Die Wissenschaftler vermuten deshalb, dass die weiblichen Hormone ein bisher unterschätzter Schutzfaktor vor Darmkrebs sein könnten. „Im Vergleich zu Frauen, die niemals eine Hormonersatztherapie eingenommen haben, war das Risiko der Männer weniger stark erhöht als im Vergleich zu Frauen mit Hormonersatztherapie. Das deutet darauf hin, dass hormonelle Faktoren eine wichtige Rolle für das Darmkrebsrisiko spielen, was das verbleibende übermäßige Risiko für Männer bis zu einem gewissen Grad erklären könnte“, so die Autoren.

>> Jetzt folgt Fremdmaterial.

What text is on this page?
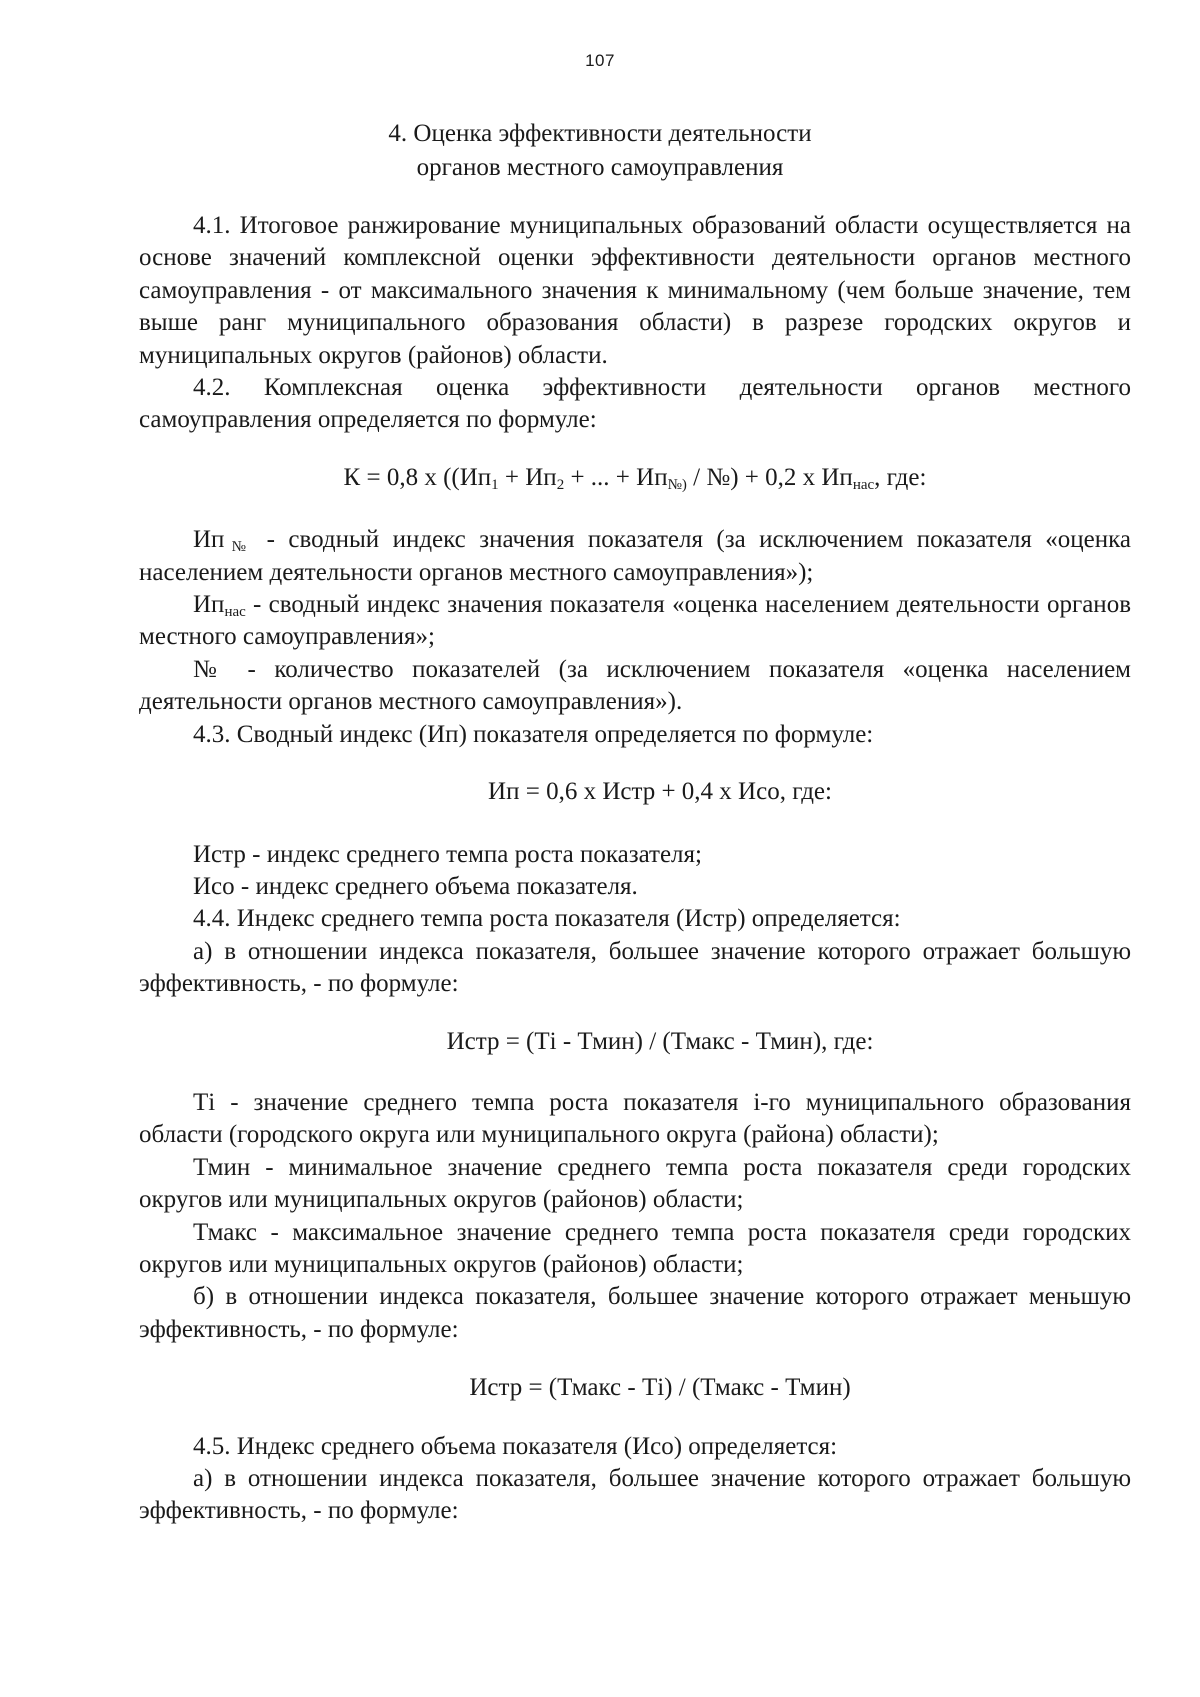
107
4. Оценка эффективности деятельности
органов местного самоуправления

4.1. Итоговое ранжирование муниципальных образований области осуществляется на основе значений комплексной оценки эффективности деятельности органов местного самоуправления - от максимального значения к минимальному (чем больше значение, тем выше ранг муниципального образования области) в разрезе городских округов и муниципальных округов (районов) области.

4.2. Комплексная оценка эффективности деятельности органов местного самоуправления определяется по формуле:

К = 0,8 х (($Ип_1 + Ип_2$ + ... + $Ип_{№)}$ / №) + 0,2 х $Ип_{нас}$, где:

$Ип_№$ - сводный индекс значения показателя (за исключением показателя «оценка населением деятельности органов местного самоуправления»);

$Ип_{нас}$ - сводный индекс значения показателя «оценка населением деятельности органов местного самоуправления»;

№ - количество показателей (за исключением показателя «оценка населением деятельности органов местного самоуправления»).

4.3. Сводный индекс (Ип) показателя определяется по формуле:

Ип = 0,6 х Истр + 0,4 х Исо, где:

Истр - индекс среднего темпа роста показателя;

Исо - индекс среднего объема показателя.

4.4. Индекс среднего темпа роста показателя (Истр) определяется:

а) в отношении индекса показателя, большее значение которого отражает большую эффективность, - по формуле:

Истр = (Тi - Тмин) / (Тмакс - Тмин), где:

Тi - значение среднего темпа роста показателя i-го муниципального образования области (городского округа или муниципального округа (района) области);

Тмин - минимальное значение среднего темпа роста показателя среди городских округов или муниципальных округов (районов) области;

Тмакс - максимальное значение среднего темпа роста показателя среди городских округов или муниципальных округов (районов) области;

б) в отношении индекса показателя, большее значение которого отражает меньшую эффективность, - по формуле:

Истр = (Тмакс - Тi) / (Тмакс - Тмин)

4.5. Индекс среднего объема показателя (Исо) определяется:

а) в отношении индекса показателя, большее значение которого отражает большую эффективность, - по формуле:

Um den potenziellen Risikofaktor in Zukunft besser bewerten zu können, empfehlen die Autoren, bei neuen Studien auch Informationen zur Einnahme der Anti-Baby-Pille, zu Schwangerschaften, zum Stillen sowie zum Beginn und Ende der Monatsblutungen abzufragen. „Ein besseres Verständnis der Rolle der hormonellen Faktoren im Laufe des Lebens könnte dazu beitragen, die verbleibende ‚Geschlechterkluft‘ zu erklären“, so die Wissenschaftler.
„Auf jeden Fall zeigen unsere Ergebnisse erneut, wie wichtig es insbesondere für Männer ist, die Möglichkeiten zur Darmkrebsvorsorge wahrzunehmen, Stuhltests durchzuführen oder sich für eine Vorsorge-Darmspiegelung zu entscheiden“, konstatiert Brenner.